Economists have two main criticisms of command-and-control instruments. First, they fail to create appropriate incentives. Once a target has been achieved, no incentive exists to search for low cost ways of reducing pollution further. Second, they are not cost-effective. Typically the same degree of control is placed on firms irrespective of how costly it is to reach that target. Cost efficiency is squandered by not focusing control where the costs of doing so are lowest.
In assessing the performance of the marketable emissions permit schemes in the United States in comparison with the older command-and-control approaches, Tom Tietenberg has written
The [marketable emissions permits] programme has unquestionably and substantially reduced the costs of complying with the Clean Air Act. Most estimates place the accumulated capital savings for all components of the programme at over $10 billion. This does not include the recurrent savings in operating costs.
(Tietenberg – Environmental Economics and Policy (5th Edition), 2006, page 269-270 in the Markandya and Richardson reprint).
These cost savings accrue to polluting firms and to the economy as a whole. If firms are to be controlled, it is clearly desirable that the cost is as low as possible.
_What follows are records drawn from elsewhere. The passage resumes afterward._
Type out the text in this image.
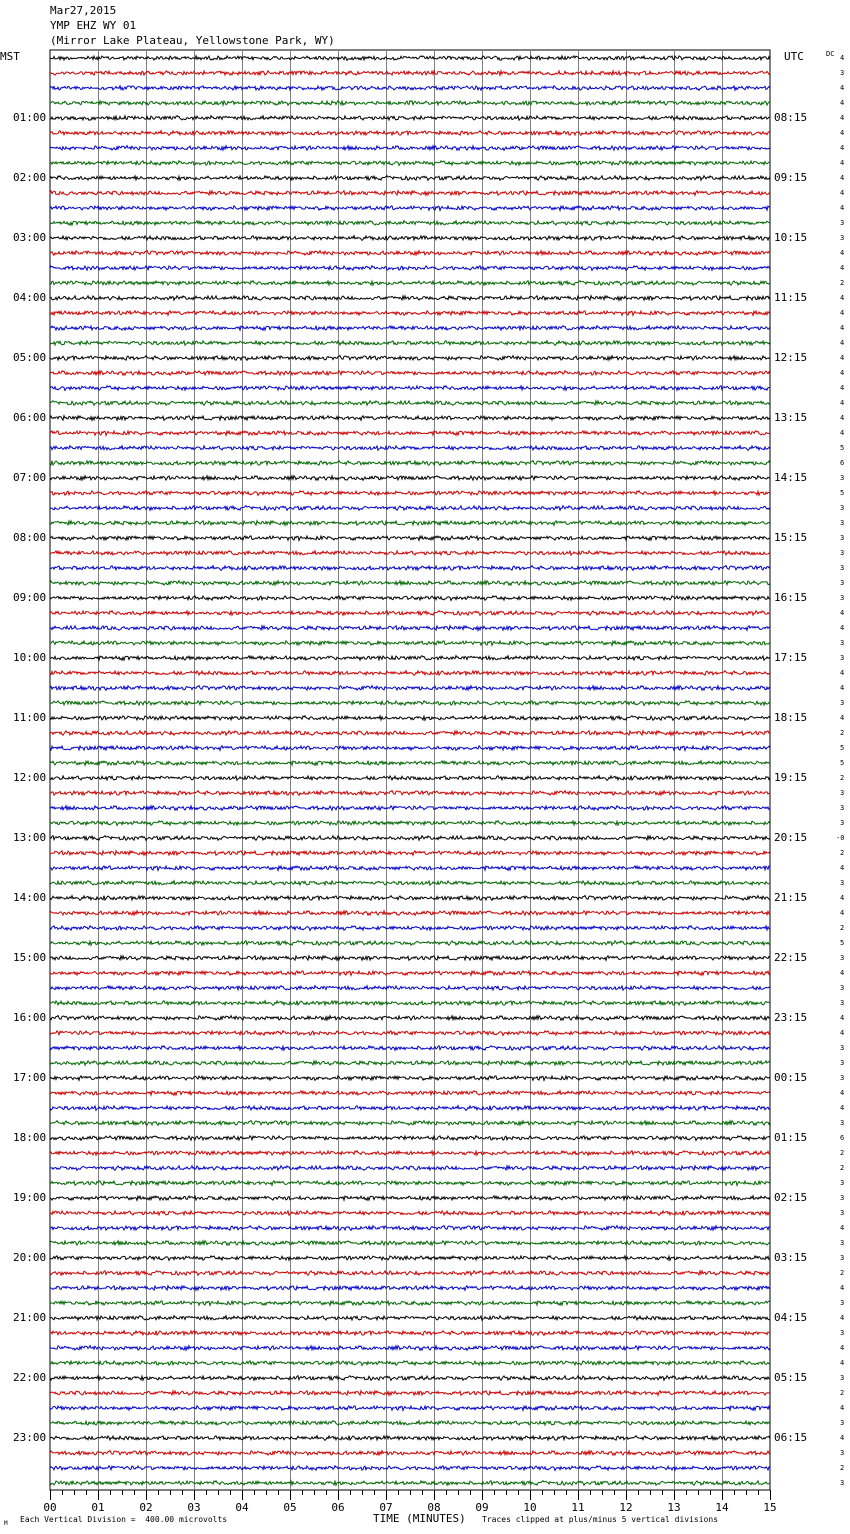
Mar27,2015
YMP EHZ WY 01
(Mirror Lake Plateau, Yellowstone Park, WY)
MST	UTC	DC
01:00
02:00
03:00
04:00
05:00
06:00
07:00
08:00
09:00
10:00
11:00
12:00
13:00
14:00
15:00
16:00
17:00
18:00
19:00
20:00
21:00
22:00
23:00
08:15
09:15
10:15
11:15
12:15
13:15
14:15
15:15
16:15
17:15
18:15
19:15
20:15
21:15
22:15
23:15
00:15
01:15
02:15
03:15
04:15
05:15
06:15
4
3
4
4
4
4
4
4
4
4
4
3
3
4
4
2
4
4
4
4
4
4
4
4
4
4
5
6
3
5
3
3
3
3
3
3
3
4
4
3
3
4
4
3
4
2
5
5
2
3
3
3
-0
2
4
3
4
4
2
5
3
4
3
3
4
4
3
3
3
4
4
3
6
2
2
3
3
3
4
3
3
2
4
3
4
3
4
4
3
2
4
3
4
3
2
3
00	01	02	03	04	05	06	07	08	09	10	11	12	13	14	15
M Each Vertical Division =  400.00 microvolts	TIME (MINUTES) Traces clipped at plus/minus 5 vertical divisions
Many kinds of command-and-control regulation give firms little or no flexibility in how they are to be achieve targets. This lack of flexibility tends to result in high costs. Incentive schemes are inherently more flexible. They allow firms to choose how to reach targets and, through trade, how the overall control effort should be allocated.
A consensus is emerging that the degree of environmental regulation will increase in the medium and longer term, and that control will rely increasingly on pollution taxes and marketable permits. The following statement by two eminent American environmental economists, Cropper and Oates, illustrates this expectation:
“ ..effluent charges and marketable permit programs are few in number and often bear only a modest resemblance to the pure programs of economic incentives supported by economists. …….As we move into the 1990’s, the general political and policy setting is one that is genuinely receptive to market approaches to solving our social problems. Not only in the United States but in other countries as well, the prevailing atmosphere is a conservative one with a strong predisposition towards the use of market incentives wherever possible, for the attainment of our social objectives.”
Cropper and Oates 1992, pages 729 and 730.